VITELLESCHI, Mutio, trans.
JESUIT LETTERS FROM ETHIOPIA, CHINA AND VIETNAM
Lettere dell’Ethiopia Dell’Anno 1626 fino al Marzo del 1627. E della Cina Sell’Anno 1625 fino al Febraro del 1626.Rome, Erede di B. Zannetti, 1629
FIRST EDITION. 8vo. pp. 133, , lacking last blank. Roman letter. Woodcut printer’s device to title, decorated initials and ornaments. Some yellowing, intermittent small worm holes or trail to lower gutter, touching few words in places. A good copy in contemporary limp vellum, B. Juel-Jensen’s bookplate in Ethiopian and early ms casemark ‘I.C.T.h.O.43’ to front pastedown.
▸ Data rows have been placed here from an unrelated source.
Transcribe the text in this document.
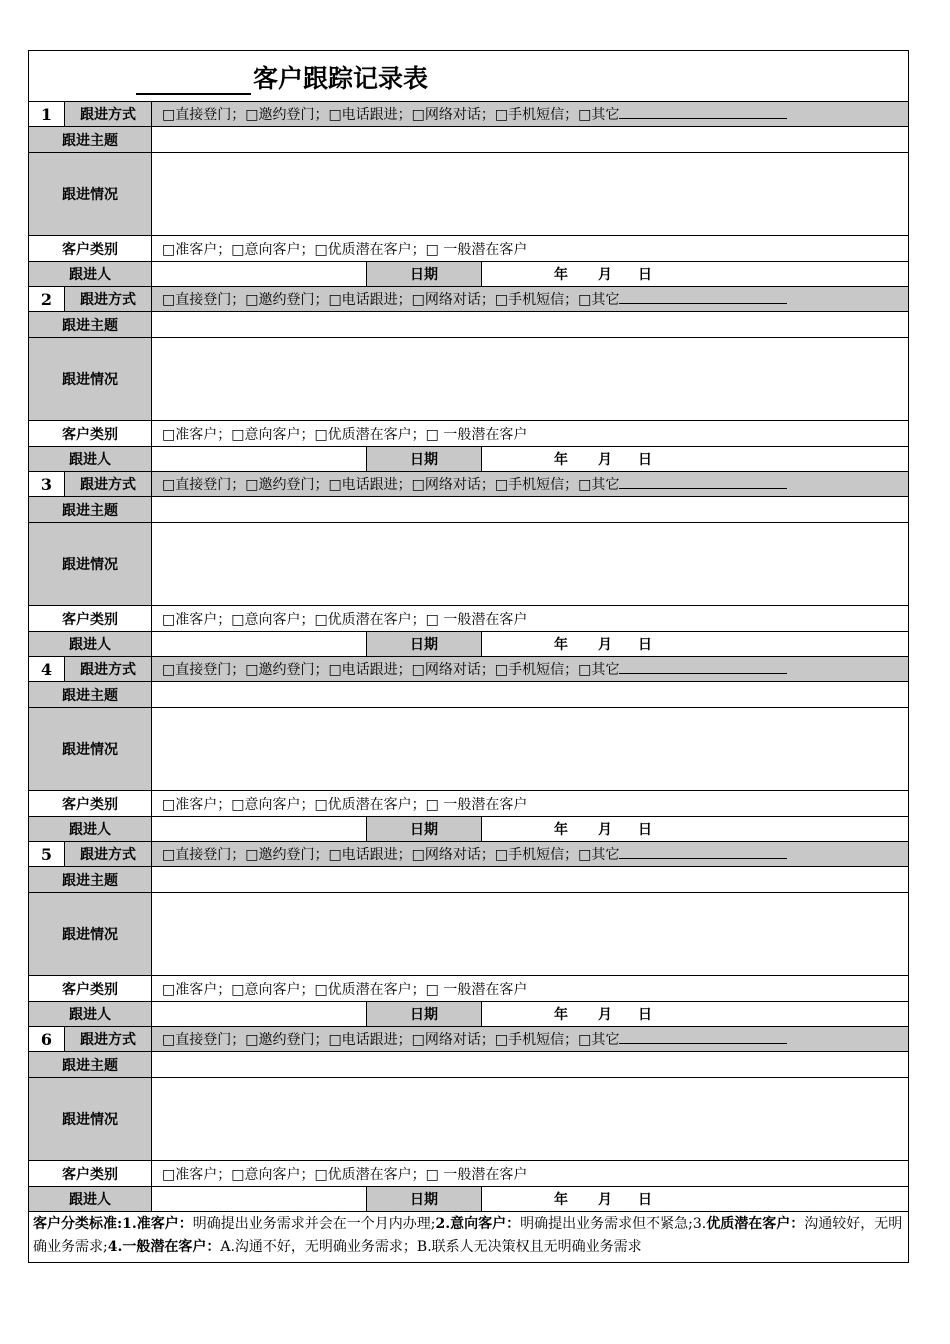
客户跟踪记录表				

1	跟进方式	□直接登门；□邀约登门；□电话跟进；□网络对话；□手机短信；□其它		
跟进主题				
跟进情况				
客户类别		□准客户；□意向客户；□优质潜在客户；□ 一般潜在客户		
跟进人			日期	年 月 日
2	跟进方式	□直接登门；□邀约登门；□电话跟进；□网络对话；□手机短信；□其它		
跟进主题				
跟进情况				
客户类别		□准客户；□意向客户；□优质潜在客户；□ 一般潜在客户		
跟进人			日期	年 月 日
3	跟进方式	□直接登门；□邀约登门；□电话跟进；□网络对话；□手机短信；□其它		
跟进主题				
跟进情况				
客户类别		□准客户；□意向客户；□优质潜在客户；□ 一般潜在客户		
跟进人			日期	年 月 日
4	跟进方式	□直接登门；□邀约登门；□电话跟进；□网络对话；□手机短信；□其它		
跟进主题				
跟进情况				
客户类别		□准客户；□意向客户；□优质潜在客户；□ 一般潜在客户		
跟进人			日期	年 月 日
5	跟进方式	□直接登门；□邀约登门；□电话跟进；□网络对话；□手机短信；□其它		
跟进主题				
跟进情况				
客户类别		□准客户；□意向客户；□优质潜在客户；□ 一般潜在客户		
跟进人			日期	年 月 日
6	跟进方式	□直接登门；□邀约登门；□电话跟进；□网络对话；□手机短信；□其它		
跟进主题				
跟进情况				
客户类别		□准客户；□意向客户；□优质潜在客户；□ 一般潜在客户		
跟进人			日期	年 月 日
客户分类标准:1.准客户：明确提出业务需求并会在一个月内办理;2.意向客户：明确提出业务需求但不紧急;3.优质潜在客户：沟通较好，无明确业务需求;4.一般潜在客户：A.沟通不好，无明确业务需求；B.联系人无决策权且无明确业务需求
A good copy the scarce first edition of three most interesting accounts of Jesuit missions in Ethiopia, China and Vietnam – with the first description in print of Tonkin, two further editions appeared in Milan and Parma the same year. These texts have survived only in their Italian translations (Backer-Sommervogel), made by Mutio Vitelleschi, (1563-1645), Sixth Superior General of the Society of Jesus, and professor of theology and philosophy at the Roman College. Dated Gongorà 1627, Pedro de Almeida’s ‘lettera annua’ discusses the state of the Catholic faith in 1626-7 in Ethiopia, a country ruled by a Christian emperor and the seat of several monasteries. Among the facts recounted are the Abissinians’ return to their ‘Alexandrine Masses’ in Ethiopian despite Jesuit preaching; the building of a church in Gorgorà; how Father Fernandez, in Anfràs, translated the Catholic ritual and wrote a manual for confessors in Ethiopian; meetings with Ras Zelachristo (the emperor’s brother); rituals of Abissinian monks invoking demons, and many other missionary encounters providing a priceless portrayal of early C17 Ethiopian culture in the main cities and provinces. Dated 1626, the letter of Emmanuel Diaz opens with the three new Chinese missions established that year, proceeding to a section on temporal authority in China (with a mention of the emperor’s chief eunuch), and specific accounts concerning Beijing and other cities, including miracles such as the healing of a young Christian girl. Dated 1626, the last account was written by Father Baldinotti, the first missionary to visit Tonkin. It tells of his arrival aboard a Portuguese merchant ship, with the Japanese Jesuit Giulio Piani, so that Baldinotti ‘could act as confessor and witness the state of the faith in that kingdom and whether it was ready to receive God’s word’. Welcomed by the king, they attended several of his feasts, with elephant tournaments and horse races; the mission was difficult to establish, because of a ‘Moor’, a spy, who showed the Christians in a bad light. The king asked Baldinotti to teach his eunuch ‘the things of the sky’, i.e., astronomy, because he was known to be a fine mathematician. A fine collection of ground-breaking accounts of early C17 Africa and Asia.Only Boston College copy recorded in the US. USTC 4002143; Cordier I, 318-9; Backer-Sommervogel I, 193:2.